A Review of The Arrival

Anya DunaifSeptember 14, 2018Competition and AchievementMedia

Shaun Tan’s The Arrival is a moving story about one immigrant’s journey to a strange and unknown world to build a new life for himself and his family.

The Arrival is considered a graphic novel because it is told through illustrations. But it isn’t just any graphic novel, it has no text and is full of beautiful monochrome hand-drawn pictures; pictures that generate such vivid emotions there is no need for words. In the mysterious, shadowy world that Tan has created with pencil, words would ruin the mood that the drawings create and lessen the emotions that the reader shares with the characters in the story.

On the inside cover of the book there is a gallery of many faces that seem to be staring at you, pulling you into the book. The story starts with images of many everyday objects: an origami bird, a hat, a clock, a pot, a kettle, a tea cup, a drawing made by a child, a suitcase, and a photograph of the immigrant’s family. On the next page the whole scene is displayed. Tan tends to do similar layouts throughout the book. For example, when the main character leaves his hometown, which is full of ominous shadows, he takes a ship across the ocean. There is a drawing of him close up, and then one a little farther away, and this pattern of zooming out is continued until the ship he is on is reduced to about an inch long. This perspective shows us just how small the main character is in comparison to the world.

The hero is from a world quite different from ours, but one that has similarities. In the new city, the animals are not realistic and the architecture and landscape are fantastical, yet the humans look and dress the same. His surroundings are both old fashioned and futuristic. Old boats fly in the air, but also float in water. It is a clash of eras. In this strange world of old and new, the main character competes against the other immigrants to get a job and build a life for his family, who remain in his homeland. He also goes on a voyage of self-discovery.

When the main character arrives in the new city he is unemployed. He tries desperately to get a job. He competes against the other immigrants. But he fails many times. After a while the man almost decides to give up. He does not leave his family to compete against others. He comes to the other city to build a new life for them. All he wants is for his wife and daughter to be happy. After a lot of thought he realizes that sometimes you must fail in order to achieve. And that competing is not only about winning, it is about learning from your mistakes and living your life. So once again he tries to get a job, and this time he is hired. He doesn’t only get employed; he makes friends, plays games, and learns to speak the city’s native language. By working hard the man is able to achieve in many things.
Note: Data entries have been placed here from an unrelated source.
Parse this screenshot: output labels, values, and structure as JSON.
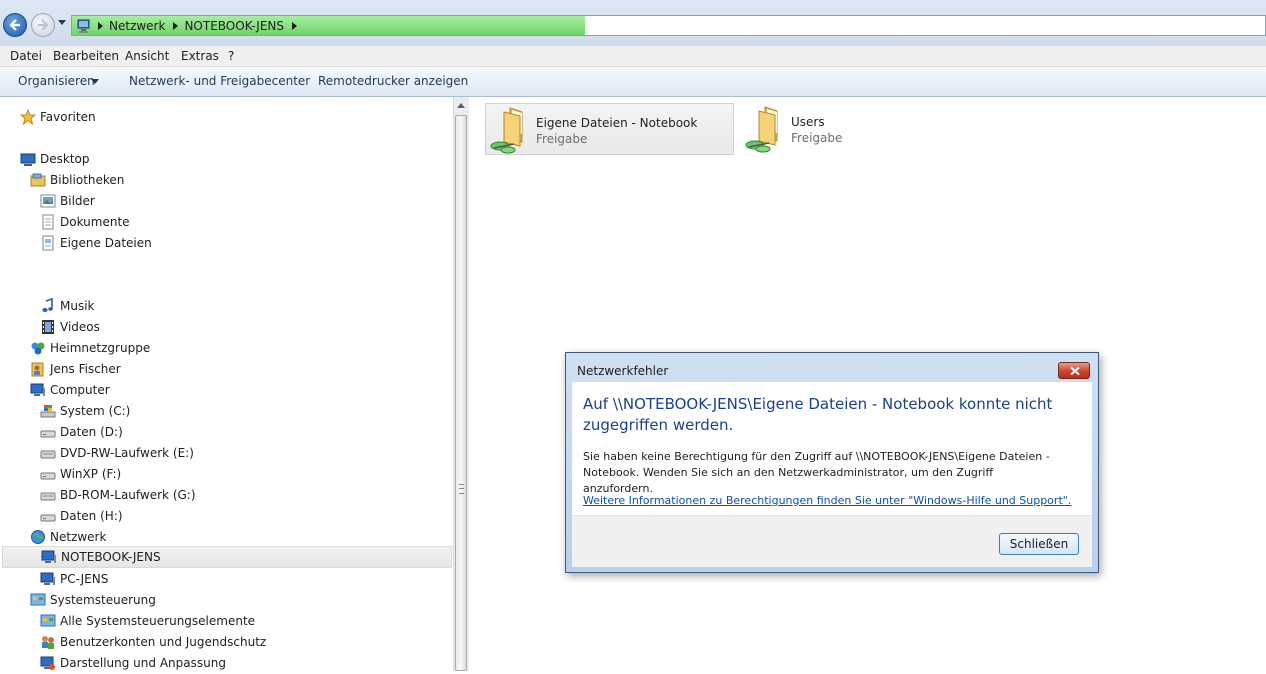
{
  "address_bar": {
    "crumbs": [
      "Netzwerk",
      "NOTEBOOK-JENS"
    ],
    "progress_fraction": 0.43
  },
  "menubar": {
    "items": [
      "Datei",
      "Bearbeiten",
      "Ansicht",
      "Extras",
      "?"
    ]
  },
  "commandbar": {
    "items": [
      "Organisieren",
      "Netzwerk- und Freigabecenter",
      "Remotedrucker anzeigen"
    ]
  },
  "navigation": {
    "items": [
      {
        "label": "Favoriten",
        "icon": "star-icon"
      },
      {
        "label": "Desktop",
        "icon": "desktop-icon"
      },
      {
        "label": "Bibliotheken",
        "icon": "libraries-icon"
      },
      {
        "label": "Bilder",
        "icon": "pictures-icon"
      },
      {
        "label": "Dokumente",
        "icon": "documents-icon"
      },
      {
        "label": "Eigene Dateien",
        "icon": "documents-icon"
      },
      {
        "label": "Musik",
        "icon": "music-icon"
      },
      {
        "label": "Videos",
        "icon": "video-icon"
      },
      {
        "label": "Heimnetzgruppe",
        "icon": "homegroup-icon"
      },
      {
        "label": "Jens Fischer",
        "icon": "user-folder-icon"
      },
      {
        "label": "Computer",
        "icon": "computer-icon"
      },
      {
        "label": "System (C:)",
        "icon": "system-drive-icon"
      },
      {
        "label": "Daten (D:)",
        "icon": "drive-icon"
      },
      {
        "label": "DVD-RW-Laufwerk (E:)",
        "icon": "dvd-drive-icon"
      },
      {
        "label": "WinXP (F:)",
        "icon": "drive-icon"
      },
      {
        "label": "BD-ROM-Laufwerk (G:)",
        "icon": "dvd-drive-icon"
      },
      {
        "label": "Daten (H:)",
        "icon": "drive-icon"
      },
      {
        "label": "Netzwerk",
        "icon": "network-icon"
      },
      {
        "label": "NOTEBOOK-JENS",
        "icon": "computer-icon",
        "selected": true
      },
      {
        "label": "PC-JENS",
        "icon": "computer-icon"
      },
      {
        "label": "Systemsteuerung",
        "icon": "control-panel-icon"
      },
      {
        "label": "Alle Systemsteuerungselemente",
        "icon": "control-panel-icon"
      },
      {
        "label": "Benutzerkonten und Jugendschutz",
        "icon": "users-icon"
      },
      {
        "label": "Darstellung und Anpassung",
        "icon": "display-icon"
      }
    ]
  },
  "shares": [
    {
      "name": "Eigene Dateien - Notebook",
      "type": "Freigabe"
    },
    {
      "name": "Users",
      "type": "Freigabe"
    }
  ],
  "dialog": {
    "title": "Netzwerkfehler",
    "main_instruction": "Auf \\\\NOTEBOOK-JENS\\Eigene Dateien - Notebook konnte nicht zugegriffen werden.",
    "description": "Sie haben keine Berechtigung für den Zugriff auf \\\\NOTEBOOK-JENS\\Eigene Dateien - Notebook. Wenden Sie sich an den Netzwerkadministrator, um den Zugriff anzufordern.",
    "link": "Weitere Informationen zu Berechtigungen finden Sie unter \"Windows-Hilfe und Support\".",
    "close_button": "Schließen"
  },
  "colors": {
    "accent_blue": "#1a3f8f",
    "link_blue": "#0b4fb2",
    "close_red": "#c9452c",
    "progress_green": "#6fd46a"
  }
}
The city that the main character moves to is a puzzle, as are the book’s illustrations. As he learns about the world, so do we. When he discovers what things mean, and where things are, so do we. Not only do we watch the main character as we work with him to figure out the puzzle of his life, we feel his emotions, and those of friends he meets along the way. When the hero’s friends tell the frightening stories of their pasts we feel scared for them. When the main character stares at the picture of his wife and daughter we feel sad and want to see them again. And when the man is finally reunited with his family we, too, feel an overwhelming happiness.

Creating a profound story is not easy without words. But when looking through The Arrival you live and feel the man’s journey because of the complexity of the art. Because the story is complicated, you have to piece together the puzzle of the main character’s life, which you also have do with your own personal story, as you discover who you are and your own place in the world.

Anya Dunaif is a senior at Saint Ann’s School in Brooklyn, New York. Her interests include visual art, film, writing, science, and languages (Mandarin, Ancient Greek, and Latin).